Based on record review and interview, the manager failed to ensure a service plan included skin maintenance to prevent and treat bruises, injuries, pressure sores, and infections; offering sufficient fluids to maintain hydration; cognitive stimulation and activities to maximize functioning; strategies to ensure a resident's personal safety; and documentation of the resident's weight, or documentation from a medical practitioner stating that weighing the resident was contraindicated, for one of three sampled residents receiving directed care services, which posed a health risk to the resident. Findings include: 1. Review of R1's medical record revealed a current written service plan dated March 28, 2023 that stated R1 required directed care services. This service plan revealed no documentation that included skin maintenance to prevent and treat bruises, injuries, pressure sores, and infections; offering sufficient fluids to maintain hydration; cognitive stimulation and activities to maximize functioning; strategies to ensure personal safety; and documentation of the resident's weight. R1's medical record contained no documentation from a medical practitioner stating that weighing the resident was contraindicated. 2. During an interview, E2 and E4 acknowledged this sampled resident's service plan did not include documentation of all the requirements for a resident receiving directed care services. E4 reported the facility forgot to complete the entire updated service plan in March for R1.
Based on observation and interview, the manager failed to ensure medications stored by the facility were stored in a locked room, closet, cabinet, or self-contained unit; which posed a health and safety risk. Findings include: 1. During a facility tour, E2, E4, and the compliance officer observed the unlocked cabinet adjacent to the facility's kitchen and residents' common area where there was stored eight facility pre-filled medication organizers containing medications scheduled to be given to the eight residents residing at the facility along with bottles of Osmotic Laxative, Polyethylene Glycol, and Milk of Magnesia. The lock appeared to be broken. The compliance officer observed E4 trying to fix the lock to this medication cabinet with no success. 2. In an interview, E4 acknowledged the unlocked medications and the broken lock to the cabinet.

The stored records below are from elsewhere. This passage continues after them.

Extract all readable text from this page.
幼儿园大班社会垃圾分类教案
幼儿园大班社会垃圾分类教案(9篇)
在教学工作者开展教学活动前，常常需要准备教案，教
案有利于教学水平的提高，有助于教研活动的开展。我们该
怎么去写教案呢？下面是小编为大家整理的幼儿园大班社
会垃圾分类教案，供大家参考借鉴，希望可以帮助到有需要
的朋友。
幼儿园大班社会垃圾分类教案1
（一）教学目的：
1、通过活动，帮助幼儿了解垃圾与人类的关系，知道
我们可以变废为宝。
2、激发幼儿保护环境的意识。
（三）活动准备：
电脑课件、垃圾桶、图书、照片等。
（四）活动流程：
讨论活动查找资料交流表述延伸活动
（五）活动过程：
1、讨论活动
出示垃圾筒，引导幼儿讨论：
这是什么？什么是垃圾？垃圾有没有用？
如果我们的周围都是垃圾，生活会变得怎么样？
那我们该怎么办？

Based on observation, documentation review, and interview, the manager failed to ensure a fire alarm system was installed and in working order. The deficient practice posed a risk if safety measures were not in place to protect residents in a fire. Findings include: 1. During a facility tour of the facility, E2 and the compliance officer observed the facility's class A fire panel located in the facility's laundry working indicated on the screen that the fire system was malfunctioning. The screen read in amber color, "Trouble". 2. In an interview, E2 and E4 acknowledged the fire system for the facility was not kept in working order.
Based on observation and interview, the manager failed to ensure oxygen containers were secured. Findings include: 1. During a tour of the facility, E2 and the compliance officer observed in R2's bedroom closet there were three unsecured oxygen containers. 2. In an interview, E2 and E4 acknowledged the unsecured oxygen containers in R2's bedroom closet.